Parents perceive social talk as having a relaxation effect on the tension connected with their child’s illness.

It’s important that the doctors are involved. … They ask about any detail. How are you doing at school? And how is it going at home? … They are interested in everything. The general life of the patient. It’s very nice. They can even ask what the weather is like in Suwalki. It’s also important. It shows he or she is an ordinary human. … Perhaps it will somehow relieve the tension you have. I think this is the normal approach to a human. (mother of a 12-year-old son, age 38, vocational education)

Tone of Voice and Non-verbal Behaviors

The tone of voice was a very frequent signal perceived by the parents and children alike. This paralinguistic quality was also often mentioned as an expected doctor behavior.

This is kind of an ideal conduct. When he or she talks to me with a normal voice. … A kind voice, not shouting but a kind, calm voice. This is what I really like in their attitudes. (boy, age 12)

The participants also pointed out keeping eye contact with the doctor, which they associated with the doctor listening to the patient.

I pay attention to whether he keeps eye contact with me. It’s important. Really. Whether he will raise his head over the papers. It’s very important, because then I can feel I’m in the center of attention, that he’s talking to me. Besides, the calm, quiet voice, it’s also important. A raised tone of voice indicates he is nervous and busy. (mother of a 5-year-old son, age 45, higher education)

While talking to doctors and receiving information, parents could also detect the doctor’s nervousness or uncertainty by observing their gestures. They emphasized that the doctor’s behavior affects the parents’ experience.

Even the doctor’s movements, gestures. You can see if he’s nervous or not. Because it’s really, really visible! For example, when one hand stops suddenly, you can see something is wrong. Not always but sometimes I can see a kind of uncertainty on the doctor’s part. … This doctor is calm, balanced, talks quietly without emotions. … It helps improve the parent’s feeling that, after all, everything is okay. (father of a 2.5-month-old son, age 31, higher education)

Another perceived gesture was the facial expression, especially a smile or lack of it.

For example, their facial expression. Whether they are smiling or not. (boy, age 16)

These analyses show that, from both the parents’ and children’s perspective, informing and explaining in a simple and comprehensible manner appear to be essential for useful communication. Moreover, the possibility of engaging in conversation with the physician on different topics beyond the disease/medical issues as well as the doctor’s non-verbal behaviors are extremely important.

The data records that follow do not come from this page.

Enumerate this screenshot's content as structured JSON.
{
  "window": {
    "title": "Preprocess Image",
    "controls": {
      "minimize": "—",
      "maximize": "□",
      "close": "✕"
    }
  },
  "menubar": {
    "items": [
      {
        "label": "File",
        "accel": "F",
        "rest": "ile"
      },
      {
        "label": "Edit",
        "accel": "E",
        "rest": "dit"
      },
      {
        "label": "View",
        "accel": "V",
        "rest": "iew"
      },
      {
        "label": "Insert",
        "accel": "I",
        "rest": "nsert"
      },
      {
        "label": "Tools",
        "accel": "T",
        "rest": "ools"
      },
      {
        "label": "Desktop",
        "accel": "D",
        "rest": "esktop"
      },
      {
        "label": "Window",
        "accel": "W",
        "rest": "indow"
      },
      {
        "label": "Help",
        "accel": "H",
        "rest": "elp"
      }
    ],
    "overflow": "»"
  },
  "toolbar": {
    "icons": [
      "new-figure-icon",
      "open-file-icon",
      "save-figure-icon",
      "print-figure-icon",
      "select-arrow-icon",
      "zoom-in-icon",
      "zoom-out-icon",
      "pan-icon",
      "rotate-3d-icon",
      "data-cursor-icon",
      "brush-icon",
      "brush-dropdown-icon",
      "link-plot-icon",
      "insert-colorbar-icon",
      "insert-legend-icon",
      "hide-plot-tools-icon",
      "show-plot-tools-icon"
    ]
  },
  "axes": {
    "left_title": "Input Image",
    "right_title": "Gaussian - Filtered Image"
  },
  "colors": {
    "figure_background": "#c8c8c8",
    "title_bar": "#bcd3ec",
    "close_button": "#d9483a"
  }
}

Notably, insufficient information-sharing by the hospital staff and doctor’s nervousness raise concerns and anxiousness of hospitalized children and often trigger parental mistrust toward the pediatrician.

Perceived Strategies Used by Doctors

Parents admit that they do not understand medical vocabulary, but they also think they might understand much of the information if the doctor spoke using terminology comprehensible to them. They associate it with the doctor’s limited time to interact with parents.

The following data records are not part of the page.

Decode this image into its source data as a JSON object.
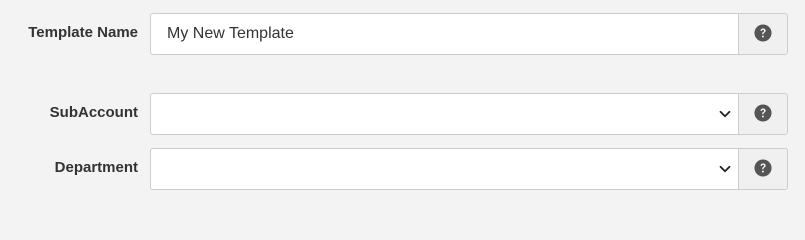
{
  "form": {
    "template_name": {
      "label": "Template Name",
      "value": "My New Template",
      "help_icon": "question-circle-icon"
    },
    "subaccount": {
      "label": "SubAccount",
      "selected": "",
      "help_icon": "question-circle-icon"
    },
    "department": {
      "label": "Department",
      "selected": "",
      "help_icon": "question-circle-icon"
    }
  },
  "colors": {
    "background": "#f3f3f3",
    "input_border": "#cccccc",
    "addon_background": "#f0f0f0",
    "icon": "#555555",
    "label_text": "#333333"
  }
}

It’s hard to inform someone who knows nothing about medicine, isn’t it? This is the problem: using words and terms which mean nothing to us. And the Latin expressions sound like magic charms. Basically, we don’t know what they are talking about. So it’s important to transform the information to a level understandable for an average mother or father. … It requires patience and time, first of all, time. (mother of a 5-year-old son, age 45, higher education)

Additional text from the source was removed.